Face recognition – a burgeoning technology that promises a plethora of consumer and business benefits and is projected by one analyst firm to be a $9.78 billion market by 2023 – appeared to take it on the chin in late July with a negative report by the American Civil Liberties Union that received wide media attention and dramatic headlines.
The ACLU said it used Amazon’s face recognition tool, Rekognition, to compare photos of congressional members against a database of publicly available mugshots. The software incorrectly identified 28 of them, including six members of the Congressional Black Caucus, as people who have been arrested for a crime.
“These results demonstrate why Congress should join the ACLU in calling for a moratorium on law enforcement use of face surveillance,” the organization said. Several lawmakers also raised questions about the technology in letters to Amazon CEO Jeff Bezos.
The ACLU’s findings are a good reminder that face recognition systems are not foolproof and highlight challenges that experts in the field must continue to confront. The report also is a textbook example of what can go wrong when an emerging technology like face recognition is improperly administered, as it threatens to unfairly cast a shadow over one of the world’s most useful and exciting scientific advancements in recent years
In the wake of the public discussion around the ACLU report, however, some unpacking needs to be done.
First, do all face recognition systems have an inherent bias against darker-skinned people? No, but some certainly do.
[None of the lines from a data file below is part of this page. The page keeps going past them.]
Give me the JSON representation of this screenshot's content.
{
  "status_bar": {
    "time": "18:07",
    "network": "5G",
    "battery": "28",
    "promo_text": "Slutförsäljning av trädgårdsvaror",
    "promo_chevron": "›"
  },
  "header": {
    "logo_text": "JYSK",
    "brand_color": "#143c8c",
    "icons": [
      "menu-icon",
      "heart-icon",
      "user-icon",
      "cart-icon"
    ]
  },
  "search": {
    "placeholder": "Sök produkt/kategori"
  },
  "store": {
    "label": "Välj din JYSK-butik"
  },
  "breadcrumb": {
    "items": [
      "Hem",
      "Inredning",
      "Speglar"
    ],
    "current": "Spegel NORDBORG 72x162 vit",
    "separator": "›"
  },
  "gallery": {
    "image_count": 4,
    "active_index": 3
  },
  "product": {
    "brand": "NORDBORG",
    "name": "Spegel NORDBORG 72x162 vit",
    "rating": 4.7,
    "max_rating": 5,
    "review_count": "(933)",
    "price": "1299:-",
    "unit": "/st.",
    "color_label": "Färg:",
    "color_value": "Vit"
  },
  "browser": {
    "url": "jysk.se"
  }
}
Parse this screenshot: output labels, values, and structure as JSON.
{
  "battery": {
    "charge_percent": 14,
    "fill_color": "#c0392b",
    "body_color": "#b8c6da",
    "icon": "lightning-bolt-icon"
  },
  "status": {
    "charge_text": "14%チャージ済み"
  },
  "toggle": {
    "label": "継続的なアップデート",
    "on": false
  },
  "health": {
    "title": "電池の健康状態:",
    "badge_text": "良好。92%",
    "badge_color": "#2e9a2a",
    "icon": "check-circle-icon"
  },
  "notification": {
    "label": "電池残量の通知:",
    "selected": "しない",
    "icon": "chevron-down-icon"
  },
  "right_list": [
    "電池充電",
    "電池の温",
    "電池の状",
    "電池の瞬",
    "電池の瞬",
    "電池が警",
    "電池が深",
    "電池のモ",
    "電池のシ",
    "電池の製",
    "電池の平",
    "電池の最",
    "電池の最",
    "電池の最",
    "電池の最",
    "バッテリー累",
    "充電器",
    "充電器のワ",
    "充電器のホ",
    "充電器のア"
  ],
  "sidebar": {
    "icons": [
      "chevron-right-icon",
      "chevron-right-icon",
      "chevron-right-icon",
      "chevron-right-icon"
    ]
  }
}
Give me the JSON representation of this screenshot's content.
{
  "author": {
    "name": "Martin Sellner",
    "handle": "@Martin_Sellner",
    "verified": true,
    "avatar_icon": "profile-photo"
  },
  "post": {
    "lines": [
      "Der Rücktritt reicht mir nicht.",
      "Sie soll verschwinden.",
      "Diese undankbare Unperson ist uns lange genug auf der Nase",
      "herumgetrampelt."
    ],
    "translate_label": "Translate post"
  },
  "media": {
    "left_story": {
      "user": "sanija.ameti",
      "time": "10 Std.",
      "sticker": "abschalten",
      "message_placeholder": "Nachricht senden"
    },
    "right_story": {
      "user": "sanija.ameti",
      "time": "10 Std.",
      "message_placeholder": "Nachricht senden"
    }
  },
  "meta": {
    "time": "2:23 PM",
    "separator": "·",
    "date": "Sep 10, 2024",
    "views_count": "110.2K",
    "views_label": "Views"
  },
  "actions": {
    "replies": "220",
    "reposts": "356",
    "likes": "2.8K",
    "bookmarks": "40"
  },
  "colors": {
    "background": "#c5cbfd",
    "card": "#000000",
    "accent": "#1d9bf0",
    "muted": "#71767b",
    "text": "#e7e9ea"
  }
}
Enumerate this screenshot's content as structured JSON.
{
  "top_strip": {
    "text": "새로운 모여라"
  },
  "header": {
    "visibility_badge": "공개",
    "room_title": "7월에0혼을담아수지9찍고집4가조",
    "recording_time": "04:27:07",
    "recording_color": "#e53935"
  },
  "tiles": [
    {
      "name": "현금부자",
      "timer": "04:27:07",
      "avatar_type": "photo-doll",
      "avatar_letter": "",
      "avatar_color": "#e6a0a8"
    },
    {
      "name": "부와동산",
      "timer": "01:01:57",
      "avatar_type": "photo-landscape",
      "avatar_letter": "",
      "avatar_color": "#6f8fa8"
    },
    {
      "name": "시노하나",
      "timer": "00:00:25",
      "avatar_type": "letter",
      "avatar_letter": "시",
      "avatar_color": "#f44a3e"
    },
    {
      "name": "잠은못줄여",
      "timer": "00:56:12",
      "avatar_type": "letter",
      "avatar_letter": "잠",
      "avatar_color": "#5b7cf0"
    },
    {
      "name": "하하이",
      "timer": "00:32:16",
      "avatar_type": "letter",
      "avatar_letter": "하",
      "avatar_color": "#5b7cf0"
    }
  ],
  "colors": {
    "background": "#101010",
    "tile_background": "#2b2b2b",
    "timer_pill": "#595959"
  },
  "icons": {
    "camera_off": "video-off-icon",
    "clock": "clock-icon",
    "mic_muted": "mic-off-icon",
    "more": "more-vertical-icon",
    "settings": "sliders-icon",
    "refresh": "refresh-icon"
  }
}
This arises out of bias in the dataset used to train that system, as well as the context in which it is used.
The same goes for other variables that can throw the system off, such as people not looking directly at the camera or wearing glasses or a hat. Ethnicity is just one source of “variability” that can degrade accuracy.
That leads to a second question: Were the results from the ACLU test reliable?
Without knowing more details about the makeup of the 25,000 arrest photos in the ACLU’s test or how the Rekognition model was trained, it’s hard to grasp exactly what went wrong. What is certain is that Rekognition is an all-purpose face recognition system – a McDonald’s of face recognition, if you will – rather than a finely tuned solution designed specifically for the rigors of mission-critical face recognition applications like law enforcement, banking and other areas where accuracy, speed, security, and flexibility are essential.
Another crucial thing to understand about the ACLU test is that, under the covers, face recognition does not deal in absolutes, but in probabilities – i.e., there’s an X percent chance this image matches that one.
Indeed, an Amazon spokesperson said the ACLU’s tests were performed using Rekognition’s default confidence threshold of 80%, not the 95% or higher threshold that Amazon apparently recommends for law enforcement applications. “While 80% confidence is an acceptable threshold for photos of hot dogs, chairs, animals, or other social media use cases,” the spokesperson said, “it wouldn’t be appropriate for identifying individuals with a reasonable level of certainty.”
Regardless of the potential flaws in the ACLU’s report, as I said earlier, the broader point of the report is correct: Racial bias is a real concern in face recognition, and it needs to be addressed. So what’s the answer?
Microsoft recently became the first large tech company to call for regulation of face recognition technology. The right regulation could be appropriate, but regulation isn’t going to lead to better accuracy or eliminate racial biases in face recognition systems.
Fortunately, there are some existing ways to test the accuracy of different systems. For example, the U.S. Department of Commerce’s National Institute of Standards and Technology (NIST) already has the Face Recognition Vendor Test to gauge the accuracy of various face recognition systems in different scenarios. But because these tests are voluntary, not everyone uses them or is even aware of them. It would behoove all face recognition companies to start employing the tests. And, there needs to be a constant back-and-forth conversation about where the systems are failing and how the face recognition models can be retrained for the specific application.
Face recognition can be a valuable tool that makes our lives easier and safer, but it has to be done right. Focusing on accuracy is a great start.
Bhargav Avasarala is Machine Learning Lead at Ever AI, a face recognition platform.